Statistical Methods for Large Scale Genetic Studies

Principal Investigator: Professor Chiara Sabatti
Approved Research ID: 27837
Approval date: August 14th 2017

Lay summary

Our goal is to develop new data analysis methods that are well suited to discover the many genetic signals that influence traits of medical relevance. We aim to increase the sensitivity of current tools, by accounting for the known complexity: it is likely that many different genetic variants contribute to the traits, possibly interacting with each other, and our models capitalize on this. At the same time, we want to minimize the number of false positives results, which are unfortunately quite likely when one searches for possible associations among as many possibilities as those in genomewide studies of multiple traits. The UK Biobank data has one of the largest sample sizes in genetics data and to take fully advantage of this new data analysis methods are needed. Approaches with increased sensitivity and specificity in genetic association studies will facilitate the identification of the biological pathways perturbed in diseases. They will allow us to zoom in more precisely on the important biology?identifying relevant genes even when their effects are small, while avoiding false leads.
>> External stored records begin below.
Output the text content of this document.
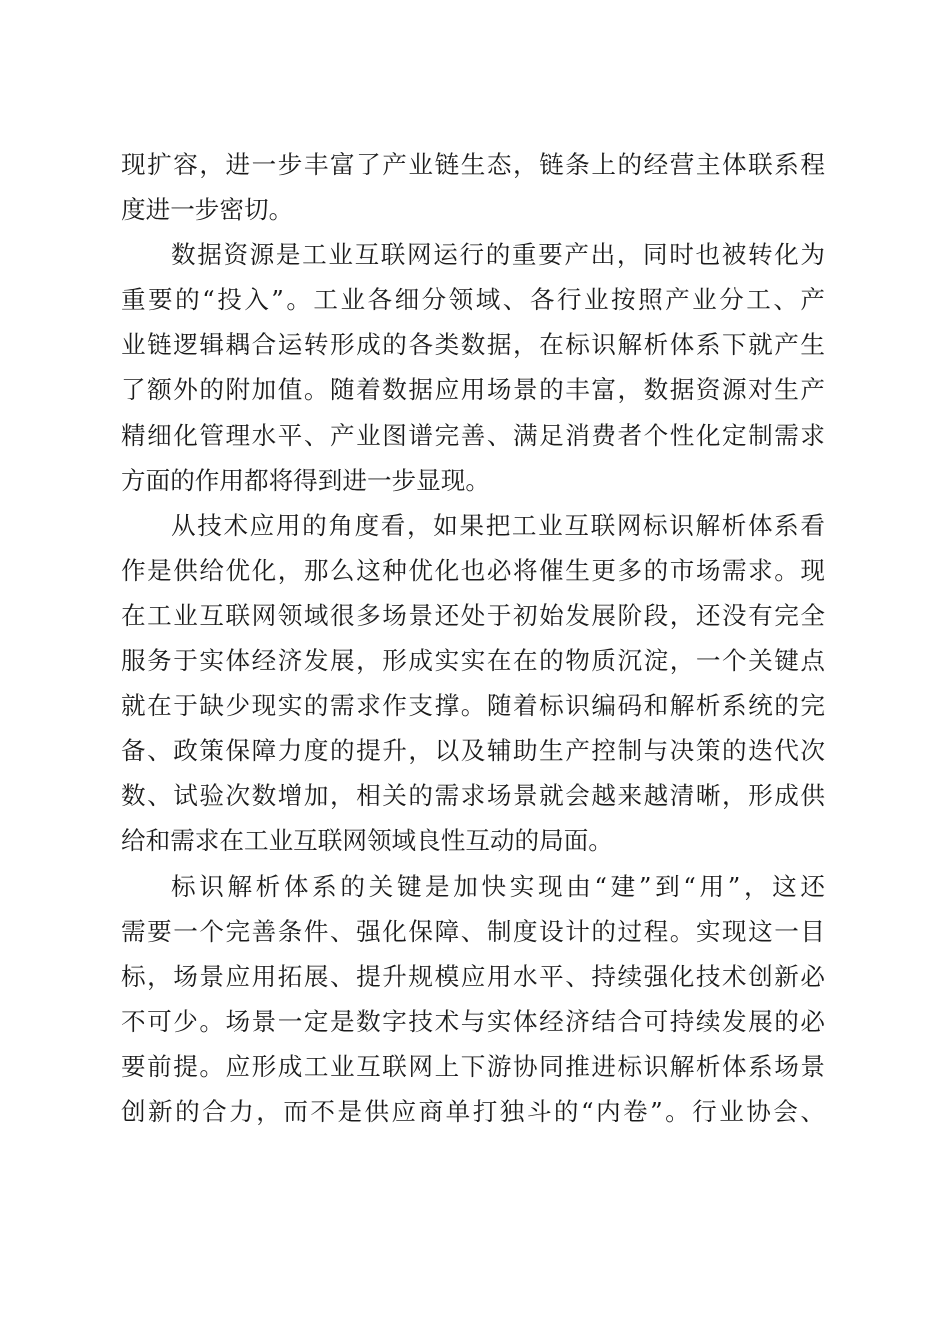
现扩容，进一步丰富了产业链生态，链条上的经营主体联系程
度进一步密切。
数据资源是工业互联网运行的重要产出，同时也被转化为
重要的“投入”。工业各细分领域、各行业按照产业分工、产
业链逻辑耦合运转形成的各类数据，在标识解析体系下就产生
了额外的附加值。随着数据应用场景的丰富，数据资源对生产
精细化管理水平、产业图谱完善、满足消费者个性化定制需求
方面的作用都将得到进一步显现。
从技术应用的角度看，如果把工业互联网标识解析体系看
作是供给优化，那么这种优化也必将催生更多的市场需求。现
在工业互联网领域很多场景还处于初始发展阶段，还没有完全
服务于实体经济发展，形成实实在在的物质沉淀，一个关键点
就在于缺少现实的需求作支撑。随着标识编码和解析系统的完
备、政策保障力度的提升，以及辅助生产控制与决策的迭代次
数、试验次数增加，相关的需求场景就会越来越清晰，形成供
给和需求在工业互联网领域良性互动的局面。
标识解析体系的关键是加快实现由“建”到“用”，这还
需要一个完善条件、强化保障、制度设计的过程。实现这一目
标，场景应用拓展、提升规模应用水平、持续强化技术创新必
不可少。场景一定是数字技术与实体经济结合可持续发展的必
要前提。应形成工业互联网上下游协同推进标识解析体系场景
创新的合力，而不是供应商单打独斗的“内卷”。行业协会、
This knowledge is important for risk assessment, therapy choices, and drug development. We will use the UK Biobank data to identify the concrete challenges presented by the analysis of large datasets and to test the performance of the methods that we will develop, relying both on simulations and on comparative data analysis. We will use the genotype data to generate artificial traits with known genetic architecture and evaluate the performance of different methods in recovering it. We will also use measured traits to understand what type of genetic architecture is likely to be important for medical relevant phenotypes. Because our focus is on the development of methods applicable to large samples, taking advantage of the more detail information they contain, we are interested in working with the full cohort.